Along with the performance of his responsibilities as a Chief Justice, he continues to preside regularly on significant criminal, civil, administrative and constitutional matters in both English and French. He has implemented and continues to oversee a number of important initiatives and foundational reforms in the areas of court modernization and access to justice, particularly as it relates to case flow and scheduling in Criminal, Civil, Child Protection and Family proceedings.
His work in public and private practice was in the area of criminal, constitutional and civil litigation. Chief Justice Joyal pursued his undergraduate and graduate studies at Simon Fraser University, McGill University, University of Paris at the Sorbonne, the University of Manitoba, and Oxford University. He also had extended study sojourns at the Scuola Dante Alighieri in Florence and the Instituto Michelangelo in Venice, where he studied both Italian and Italian civilization.
Since 2009, Chief Justice Joyal has served on the Canadian Judicial Council (CJC) along with Canada’s other federally appointed Chief Justices and Associate Chief Justices. In 2018, he was appointed by Chief Justice Richard Wagner to serve for a three-year term in the position of Vice Chair of the CJC. He was reappointed in 2023 to serve an additional three-year term as Vice-Chair. Following an earlier appointment by former Chief Justice Beverley McLachlin, he also serves on the Judicial Conduct Committee as a senior member. He has also served and/or continues to serve on the CJC’s Executive Committee, the Governance, Public Information and Administration of Justice Committees, the Committee on Efficient Access to Justice in Superior Courts and he chaired for a number of years the CJC’s Superior Courts Trial Forum (a committee of Chief Justices of all of Canada’s trial courts).
In addition to his work on the Canadian Judicial Council, Chief Justice Joyal has served since 2015, as a member of the Steering Committee on Justice Efficiencies and Access to the Justice System. That committee was created in 2003 by the federal government as an independent body with a mandate to examine issues related to justice efficiencies and access to the justice system that are systemic and national in character and that may affect the justice system in a significant way. The Steering Committee includes federal and provincial deputy ministers responsible for justice, representatives from court leadership, the Canadian Bar Association, the Barreau du Québec, a representative from the Canadian Council of Defence Lawyers and representatives from the police community.
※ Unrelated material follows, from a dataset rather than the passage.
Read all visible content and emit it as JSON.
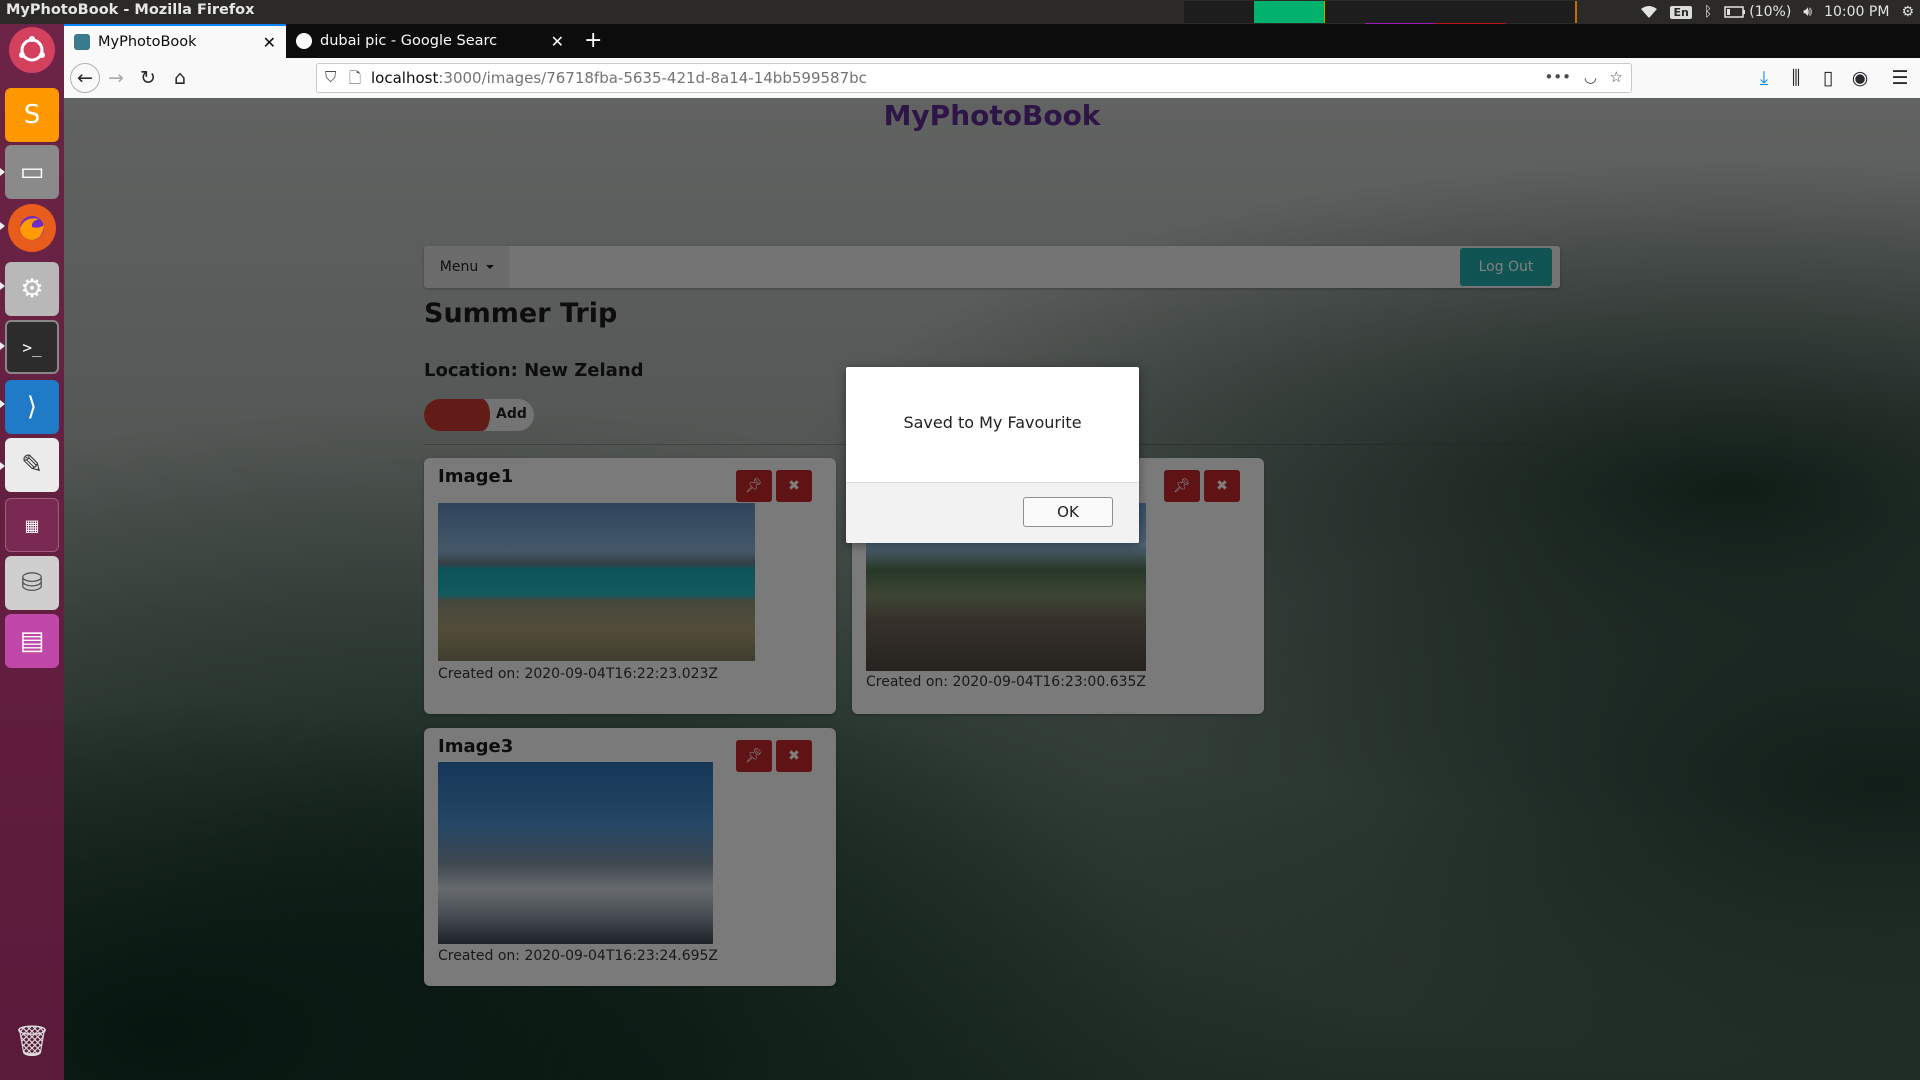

Chief Justice Joyal has also been a regular speaker, instructor and facilitator at various national academic and judicial fora. He has also been enthusiastically engaged in institutional outreach with various societal, community groups and First Nations in an effort to increase understanding and provide public information about the role of the judiciary, judicial independence and the rule of law and judicial reconciliation. In his outreach and in the implementation of court policies and practices, Chief Justice Joyal has been an active proponent of the judiciary’s potential role in enhancing a broader representativeness and inclusion in Canada’s justice system. Under his leadership, the Court of Queen’s Bench was one of the first courts in Canada to create a court committee specifically designed to address the TRC’s Calls to Action. Following extensive consultation with the bar and the LGBTQ2 community, the Court of Queen’s Bench was also one of the first courts in Canada to have formally enacted through a Practice Direction, a Gender Inclusive Pronoun policy for all court proceedings and practices.
Chief Justice Joyal is active in community service and has worked with various community organizations and served on Boards whose diversity ranges from the Cercle Molière (Canada’s oldest French-speaking theatre) and the Manitoba Art Council, to St. Mary’s Academy (Chair), St. Paul’s Jesuit High School, Balmoral Hall, the Winnipeg Library Board, the Manitoba Law Foundation and the Winnipeg Foundation Nominating Board. His interests in theatre have extended to the writing of plays that have been both staged and published in English and French.
Chief Justice Joyal is a past member of l’Association des juristes d’expression française du Manitoba.
Chief Justice Joyal is fluent in English, French and Italian.